Şerik: Özel savaşın en koyu hali var

PKK Merkez Komite Üyesi Cemal Şerik, Türkiye’deki özel savaşın sürekliliğine işaret ederek, Erdoğan, Bahçeli ve Perinçek ile kurmaylarının, kadroları oldukları özel savaşın, en koyu ve bariz şeklini uyguladığını söyledi.

Özel savaşın, ekonomi, bilinç, yönetim ve estetik üzerindeki egemenliğin, günümüzdeki en süzülmüş, en doruktaki halini ifade ettiğini belirten PKK Merkez Komite Üyesi Cemal Şerik,  doğayı, kadını, toplumu bitirmenin en etkili aracı, saldırı biçimi, ve kırım hali olduğunu kaydetti. Yapılması gerekenin, köleleşmenin başladığı noktanın; doğa, kadın ve toplumun sömürülmesine karşı mücadele olduğunu kaydeden Şerik,  “Mücadelede kadının, doğanın ve toplumun özgürleşmesini her şeyin merkezine alan bir bilince, o bilinçle donanımlı hale gelerek kapitalist moderniteye karşı mücadelenin sahibi olmak gerekiyor” dedi.

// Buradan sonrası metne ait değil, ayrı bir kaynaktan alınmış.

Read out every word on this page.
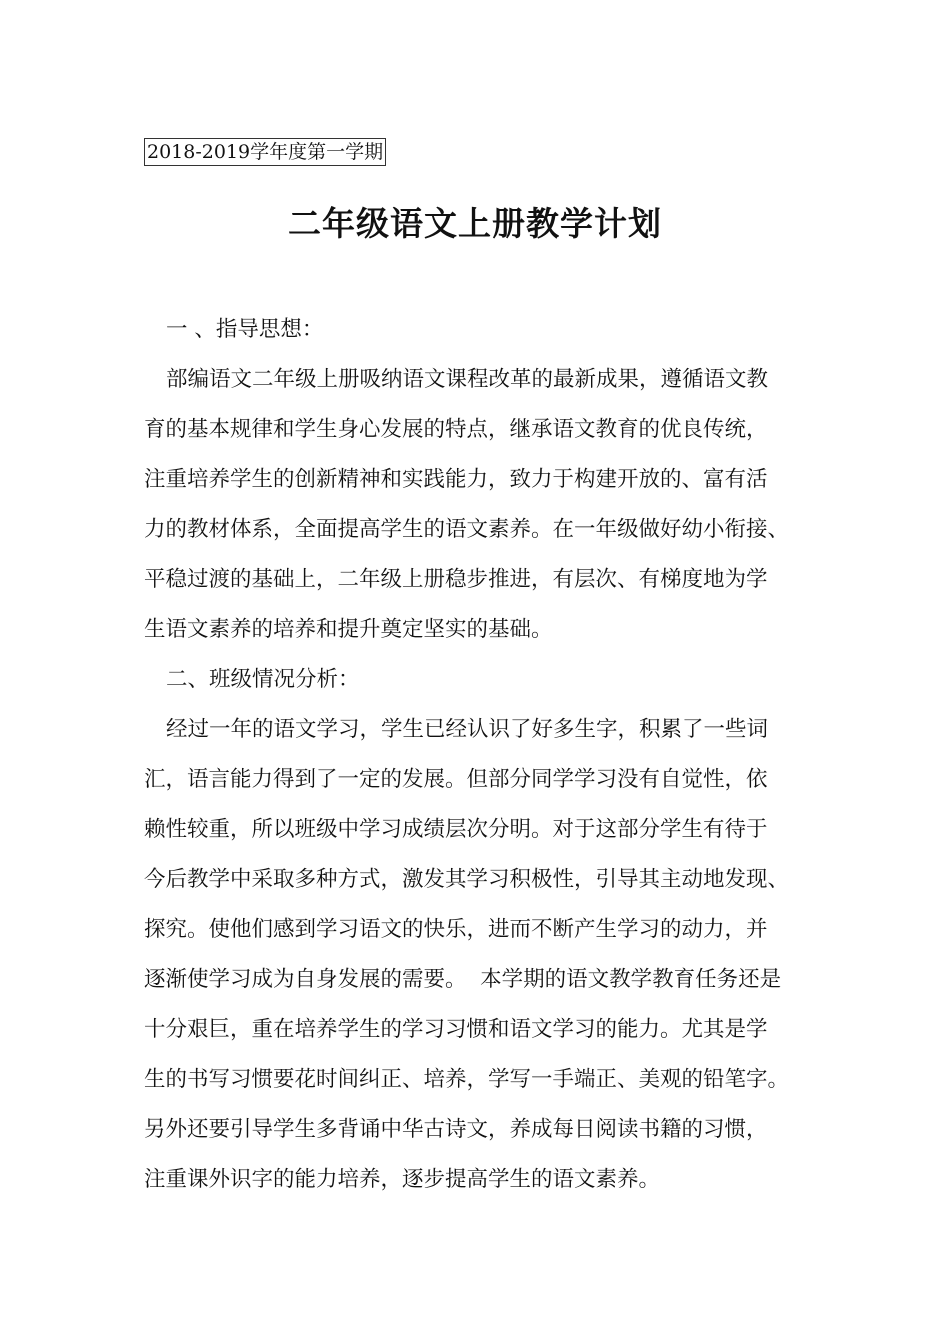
2018-2019学年度第一学期
二年级语文上册教学计划

一 、指导思想：

部编语文二年级上册吸纳语文课程改革的最新成果，遵循语文教
育的基本规律和学生身心发展的特点，继承语文教育的优良传统，
注重培养学生的创新精神和实践能力，致力于构建开放的、富有活
力的教材体系，全面提高学生的语文素养。在一年级做好幼小衔接、
平稳过渡的基础上，二年级上册稳步推进，有层次、有梯度地为学
生语文素养的培养和提升奠定坚实的基础。

二、班级情况分析：

经过一年的语文学习，学生已经认识了好多生字，积累了一些词
汇，语言能力得到了一定的发展。但部分同学学习没有自觉性，依
赖性较重，所以班级中学习成绩层次分明。对于这部分学生有待于
今后教学中采取多种方式，激发其学习积极性，引导其主动地发现、
探究。使他们感到学习语文的快乐，进而不断产生学习的动力，并
逐渐使学习成为自身发展的需要。  本学期的语文教学教育任务还是
十分艰巨，重在培养学生的学习习惯和语文学习的能力。尤其是学
生的书写习惯要花时间纠正、培养，学写一手端正、美观的铅笔字。
另外还要引导学生多背诵中华古诗文，养成每日阅读书籍的习惯，
注重课外识字的能力培养，逐步提高学生的语文素养。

PKK Merkez Komite Üyesi Cemal Şerik, ANF’nin sorularını yanıtladı. Söyleşinin ikinci ve son bölümü şöyle:

 

Türkiye’de çeşitli dönemlerde öne çıkan isimler oluyor. Günümüzde de özellikle Süleyman Soylu, Doğu Perinçek, Fahrettin Altun vb. isimler ön plana çıkıyor. Hangi geleceğe dayanıyorlar ve bunlara biçilen rol nedir?

Günümüzdeki AKP-MHP faşist diktatörlüğünün özel savaş hükümeti olması İttihat Terakki’ye kadar gider. Daha da öncesi Abdülhamit’e kadar gider. Türkiye’deki özel savaş bir sürekliliği anlatıyor. Bunlar o sürecin son halkasıdır. Erdoğan’ın etrafında Fuat Oktay, İbrahim Kalın gibi isimler de öyle. Özel savaşın yetiştirdiği özel elemanlardır. Erdoğan-Bahçeli-Perinçek, Türkiye’deki sağ milliyetçilik-dincilik içerisindeki kadrolarıdır. Temel yönlendirici kadrolarıdır. Perinçek de MİT’in sol hareket içerisine sızdırdığı, sol hareketi sisteme bağlama temelinde hazırlamış kadrosudur. Günümüz TC devletinin temel yöneticileri olarak rol üstlenmiş durumdalar. Bugün yaptıkları özel savaşın en koyu, en açık, bariz şekil almış halidir. Tamamıyla kendi etrafında oluşmuş olan yığınlara hitap ediyorlar. Toplum/millet dedikleri bu yığınlardır. Onlar dışında kalanlar kendi toplumları, kendi milletleri değildir; onlar ezilmesi, yok edilmesi, bastırılması gerekenlerdir. Baskı, işkence ve açlıkla terbiye edilip teslim alınması gerekenlerdir.

 

Kürt Halk Önderi Abdullah Öcalan, Kürtler için ‘Nan’ın ülkesinde Nan’sız bırakılmış halk’ diyor. Ekmeğin ana yurdu olan bu topraklar nasıl ‘ekonomisiz’ bırakıldı, bunun ‘özel ekonomik savaş’ ile bağı nedir?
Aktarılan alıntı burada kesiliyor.